Malnutrition severity

A discussion has come up recently at our facility regarding the severity of malnutrition and where that documentation can come from. Our coding department feels the severity can be taken from the RD notes since they are ordered to evaluate the patient by the attending MD. MDs are not importing the RD notes into their EMR progress notes or signing the RD assessment. I cannot find anything in the coding guidelines that supports this. Any thoughts from the group? Thanks

Comments

  • edited April 2016
    It would not be appropriate to pick up the severity of malnutrition from RD assessments. The physician must document both the diagnosis and the severity in order to be coded. The RD assessment can be useful when initiating a query as they often list clinical indicators, treatment options, and full nutrition plan, etc..The main point I would make to the coders is that the RD's are conducting an assessment, but the physician has to be the one to diagnose.
    Thanks,
    Kerry

    Kerry Seekircher, RN, BSN, CCDS, CDIP
    Documentation Specialist Supervisor
    Northern Westchester Hospital
    400 East Main Street
    Mount Kisco, NY 10549
    Email: kseekircher@nwhc.net
    Phone: 914-666-1243
    Fax: 914-666-1013




  • edited April 2016
    I have always been taught that the diagnosis must be documented the provider.

    The CC that I am aware of states that the BMI is appropriate from RD or RN documentation but not the associated diagnosis which I would agree includes severity.

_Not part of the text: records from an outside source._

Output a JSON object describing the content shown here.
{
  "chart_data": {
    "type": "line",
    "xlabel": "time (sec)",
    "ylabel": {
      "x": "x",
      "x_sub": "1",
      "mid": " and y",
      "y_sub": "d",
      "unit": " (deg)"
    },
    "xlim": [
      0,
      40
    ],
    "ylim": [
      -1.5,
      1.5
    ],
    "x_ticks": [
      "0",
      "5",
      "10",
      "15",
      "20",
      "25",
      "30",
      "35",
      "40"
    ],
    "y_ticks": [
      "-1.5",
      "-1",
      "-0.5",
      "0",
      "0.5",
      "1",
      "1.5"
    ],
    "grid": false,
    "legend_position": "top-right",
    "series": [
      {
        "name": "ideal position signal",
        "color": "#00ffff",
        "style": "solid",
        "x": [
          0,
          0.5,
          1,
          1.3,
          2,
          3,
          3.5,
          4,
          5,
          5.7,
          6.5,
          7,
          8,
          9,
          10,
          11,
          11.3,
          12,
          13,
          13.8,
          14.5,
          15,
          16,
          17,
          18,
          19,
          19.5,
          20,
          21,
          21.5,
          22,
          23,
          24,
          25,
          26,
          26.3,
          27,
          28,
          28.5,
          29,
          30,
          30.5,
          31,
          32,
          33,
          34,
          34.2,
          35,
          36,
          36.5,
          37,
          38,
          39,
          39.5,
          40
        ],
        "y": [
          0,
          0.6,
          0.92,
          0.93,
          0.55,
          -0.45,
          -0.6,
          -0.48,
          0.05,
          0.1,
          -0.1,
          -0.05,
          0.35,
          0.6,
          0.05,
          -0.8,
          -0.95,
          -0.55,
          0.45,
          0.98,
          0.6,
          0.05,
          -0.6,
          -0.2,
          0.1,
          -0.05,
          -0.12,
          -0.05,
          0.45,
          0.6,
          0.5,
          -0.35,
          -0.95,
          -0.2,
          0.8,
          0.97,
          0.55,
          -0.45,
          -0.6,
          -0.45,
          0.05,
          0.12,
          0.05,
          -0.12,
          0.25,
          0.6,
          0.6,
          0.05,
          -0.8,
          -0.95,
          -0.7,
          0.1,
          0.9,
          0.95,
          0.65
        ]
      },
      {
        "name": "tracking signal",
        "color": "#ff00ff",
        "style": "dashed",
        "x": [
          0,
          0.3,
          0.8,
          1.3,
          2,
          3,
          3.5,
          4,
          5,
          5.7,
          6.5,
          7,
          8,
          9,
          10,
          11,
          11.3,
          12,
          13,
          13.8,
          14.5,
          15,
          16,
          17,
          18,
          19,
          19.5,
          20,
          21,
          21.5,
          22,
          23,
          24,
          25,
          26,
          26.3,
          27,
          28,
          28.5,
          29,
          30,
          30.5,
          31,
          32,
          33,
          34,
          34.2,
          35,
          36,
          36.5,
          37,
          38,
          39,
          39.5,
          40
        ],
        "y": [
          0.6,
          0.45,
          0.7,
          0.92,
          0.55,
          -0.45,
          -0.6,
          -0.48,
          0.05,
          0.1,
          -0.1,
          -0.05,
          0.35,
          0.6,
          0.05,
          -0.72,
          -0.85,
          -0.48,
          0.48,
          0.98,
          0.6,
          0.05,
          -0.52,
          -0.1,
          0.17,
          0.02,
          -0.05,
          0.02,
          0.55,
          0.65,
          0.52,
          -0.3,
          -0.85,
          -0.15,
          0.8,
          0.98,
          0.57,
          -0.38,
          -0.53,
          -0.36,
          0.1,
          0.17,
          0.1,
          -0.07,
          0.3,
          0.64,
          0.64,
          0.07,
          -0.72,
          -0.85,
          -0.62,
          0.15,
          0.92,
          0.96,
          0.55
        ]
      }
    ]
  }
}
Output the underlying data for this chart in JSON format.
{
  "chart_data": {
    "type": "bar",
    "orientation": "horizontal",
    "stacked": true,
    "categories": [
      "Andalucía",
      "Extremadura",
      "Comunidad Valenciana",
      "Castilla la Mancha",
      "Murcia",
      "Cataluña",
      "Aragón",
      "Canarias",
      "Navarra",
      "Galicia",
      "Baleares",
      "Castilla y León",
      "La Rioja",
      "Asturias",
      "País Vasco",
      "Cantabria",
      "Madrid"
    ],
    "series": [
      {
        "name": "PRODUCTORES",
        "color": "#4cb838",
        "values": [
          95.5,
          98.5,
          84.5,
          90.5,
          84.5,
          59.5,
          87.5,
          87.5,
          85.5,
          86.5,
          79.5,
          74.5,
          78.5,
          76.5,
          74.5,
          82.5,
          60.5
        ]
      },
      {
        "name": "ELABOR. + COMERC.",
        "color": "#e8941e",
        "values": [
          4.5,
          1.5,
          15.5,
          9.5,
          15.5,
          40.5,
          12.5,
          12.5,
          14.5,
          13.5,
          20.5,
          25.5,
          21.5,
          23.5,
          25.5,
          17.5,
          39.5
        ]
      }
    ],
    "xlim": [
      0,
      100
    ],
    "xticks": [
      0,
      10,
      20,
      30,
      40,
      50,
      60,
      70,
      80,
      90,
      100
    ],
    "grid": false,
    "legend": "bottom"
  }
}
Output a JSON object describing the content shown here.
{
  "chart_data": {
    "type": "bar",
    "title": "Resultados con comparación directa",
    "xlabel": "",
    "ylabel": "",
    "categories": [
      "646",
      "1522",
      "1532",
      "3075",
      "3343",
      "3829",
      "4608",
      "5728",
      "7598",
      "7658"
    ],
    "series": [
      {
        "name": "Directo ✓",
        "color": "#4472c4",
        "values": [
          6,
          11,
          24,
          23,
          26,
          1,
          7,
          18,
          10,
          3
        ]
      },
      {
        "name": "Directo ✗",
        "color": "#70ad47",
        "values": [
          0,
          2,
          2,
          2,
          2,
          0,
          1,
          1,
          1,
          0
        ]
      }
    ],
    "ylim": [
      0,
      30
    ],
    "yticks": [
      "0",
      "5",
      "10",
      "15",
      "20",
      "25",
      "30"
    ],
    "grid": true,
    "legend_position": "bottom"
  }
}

    Body mass index reporting clarification
    Coding Clinic, Second Quarter 2010 Page: 15 Effective with discharges: July 7, 2010

    Question:

    There has been some confusion as to whether nursing staff documentation is acceptable for assigning the body mass index (BMI). Since hospitals are allowed to code the BMI based on the dietitian’s documentation, it would seem reasonable to assign the BMI based on the nurse’s documentation as well. Can coders use nursing documentation to assign the BMI?

    Answer:

    Yes, the BMI may be assigned based on medical record documentation from clinicians, including nurses and dietitians who are not the patient’s provider. As stated in the Official Guidelines for Coding and Reporting, BMI code assignment may be based on medical record documentation from clinicians who are not the patient’s provider, since this information is typically documented by other clinicians involved in the care of the patient. Dietitians were only mentioned as an example of a clinician that might document BMI information.

    However, the associated diagnosis (such as overweight, obesity, or underweight) must be documented by the provider.

    Refer to the Official Guidelines for Coding and Reporting for additional discussion.

    Thanks,
    Mark

    MARK LEBLANC, RN, MBA, CCDS
    DIRECTOR CDI SERVICES

    952-353-3505
    m.leblanc@thewilshiregroup.net



  • edited April 2016
    We query for malnutrition specificity if the physician documents: cachectic, cachexia, FTT, underweight and we have a RD BMI of less than 18 with an albumin of less than 2.8.
    Of course, if the physician documents malnutrition with no specificity, then we query for specificity based on that.

    We do not use a BMI taken from anyone other than the RD. However, we also pay close attention to the medical record as some people can live with a BMI of below 18 successfully and maintain a healthy lifestyle.